Art. 6 I manutengoli, fautori, chi ha dato spontaneo ricetto, o somministrate armi, munizioni,denaro, viveri, vestiario e simili, ha dato avviso della stazione e dei movimenti della forza, e chiunque volontariamente sia per se, sia altrui mezzo, abbia in qualsivoglia modo fornito il brigantaggio, sono ritenuti complici, e come tali puniti, secondo le risultanze degli atti, con uno o due gradi minori della pena art. 4 e 5. Gli ascendenti e discendenti, la moglie ed altri congiunti fino al quarto grado di computazione civile, saranno puniti con pena minore di uno a quattro gradi ove si tratti di atti esclusivamente diretti alla salvezza personale.

Art. 7 I briganti e i complici non godranno il beneficio dell'immunità locale, e le pene di sopra comminate saranno applicate anche ai forestieri, nonostante il disposto degli art. 3 e 5 del regolamento sui delitti e sulle pene.

Art. 8 A chiunque eseguirà il fermo di un brigante verrà accordato il premio di Scudi Cinquecento; se fosse capobanda il premio sarà di Scudi Mille. Questo premio sarà pure accordato alla forza, che avrà arrestato od ucciso un brigante; ed ove ciò avesse luogo in seguito a denuncia, si preleverà a favore del denunciante un quinto del premio.

Art. 9 Ai briganti che nello spazio di quindici giorni dalla data del presente editto, si costitui

ranno spontaneamente nelle carceri del governo è garantita la salvezza della vita.

Dal Palazzo Apostolico di Frosinone il 17 dicembre 1865

Per i briganti la durissima reazione del loro unico alleato rappresentò in pratica la fine della facile impunità e del sicuro asilo.
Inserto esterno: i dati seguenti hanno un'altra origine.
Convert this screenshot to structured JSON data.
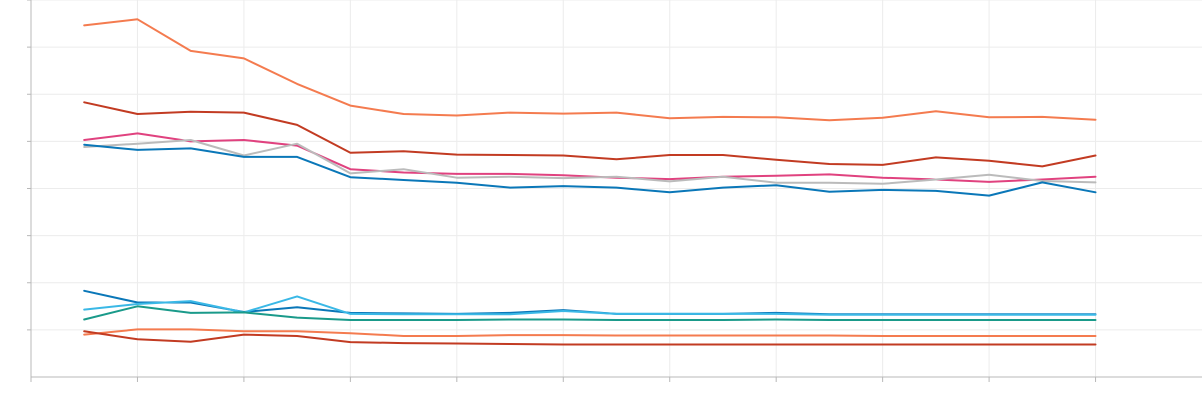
{
  "chart_data": {
    "type": "line",
    "x": [
      1,
      2,
      3,
      4,
      5,
      6,
      7,
      8,
      9,
      10,
      11,
      12,
      13,
      14,
      15,
      16,
      17,
      18,
      19,
      20
    ],
    "ylim": [
      0,
      8
    ],
    "xlim": [
      0,
      22
    ],
    "grid": true,
    "legend": "none",
    "series": [
      {
        "color": "#f47b4f",
        "values": [
          7.46,
          7.59,
          6.92,
          6.76,
          6.22,
          5.76,
          5.58,
          5.55,
          5.61,
          5.59,
          5.61,
          5.49,
          5.52,
          5.51,
          5.45,
          5.5,
          5.64,
          5.51,
          5.52,
          5.46
        ]
      },
      {
        "color": "#c23b22",
        "values": [
          5.83,
          5.58,
          5.63,
          5.61,
          5.35,
          4.76,
          4.79,
          4.72,
          4.71,
          4.7,
          4.62,
          4.71,
          4.71,
          4.61,
          4.52,
          4.5,
          4.66,
          4.59,
          4.47,
          4.7
        ]
      },
      {
        "color": "#e0427f",
        "values": [
          5.03,
          5.17,
          5.0,
          5.03,
          4.91,
          4.41,
          4.34,
          4.31,
          4.31,
          4.28,
          4.23,
          4.2,
          4.25,
          4.27,
          4.3,
          4.23,
          4.19,
          4.14,
          4.19,
          4.25
        ]
      },
      {
        "color": "#bbbbbb",
        "values": [
          4.88,
          4.95,
          5.03,
          4.7,
          4.95,
          4.32,
          4.41,
          4.23,
          4.25,
          4.22,
          4.25,
          4.15,
          4.25,
          4.12,
          4.12,
          4.1,
          4.19,
          4.29,
          4.16,
          4.13
        ]
      },
      {
        "color": "#0a77b8",
        "values": [
          4.93,
          4.82,
          4.85,
          4.67,
          4.67,
          4.24,
          4.18,
          4.12,
          4.02,
          4.05,
          4.02,
          3.92,
          4.02,
          4.07,
          3.93,
          3.97,
          3.95,
          3.85,
          4.13,
          3.92
        ]
      },
      {
        "color": "#0a77b8",
        "values": [
          1.83,
          1.58,
          1.58,
          1.38,
          1.48,
          1.36,
          1.35,
          1.34,
          1.36,
          1.42,
          1.34,
          1.34,
          1.34,
          1.36,
          1.33,
          1.33,
          1.33,
          1.33,
          1.33,
          1.33
        ]
      },
      {
        "color": "#3ab8e6",
        "values": [
          1.43,
          1.55,
          1.61,
          1.37,
          1.71,
          1.34,
          1.33,
          1.33,
          1.33,
          1.4,
          1.34,
          1.34,
          1.34,
          1.34,
          1.32,
          1.32,
          1.32,
          1.32,
          1.32,
          1.32
        ]
      },
      {
        "color": "#1a9a8a",
        "values": [
          1.22,
          1.5,
          1.36,
          1.37,
          1.26,
          1.21,
          1.21,
          1.21,
          1.22,
          1.22,
          1.21,
          1.21,
          1.21,
          1.22,
          1.21,
          1.21,
          1.21,
          1.21,
          1.21,
          1.21
        ]
      },
      {
        "color": "#f47b4f",
        "values": [
          0.9,
          1.01,
          1.01,
          0.97,
          0.97,
          0.93,
          0.87,
          0.87,
          0.89,
          0.89,
          0.88,
          0.88,
          0.88,
          0.88,
          0.88,
          0.87,
          0.87,
          0.87,
          0.87,
          0.87
        ]
      },
      {
        "color": "#c23b22",
        "values": [
          0.97,
          0.8,
          0.75,
          0.9,
          0.87,
          0.74,
          0.72,
          0.71,
          0.7,
          0.69,
          0.69,
          0.69,
          0.69,
          0.69,
          0.69,
          0.69,
          0.69,
          0.69,
          0.69,
          0.69
        ]
      }
    ]
  }
}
Il cerchio prese così a stringersi progressivamente ed inesorabilmente, e la soluzione finale non si sarebbe fatta lungamente attendere se la temuta guerra non fosse intervenuta a stravolgere i rapporti di forza istauratisi -ed indispensabili alla neutralizzazione del brigantaggio - e la stessa dinamica sociale approssimativamente ristabilita.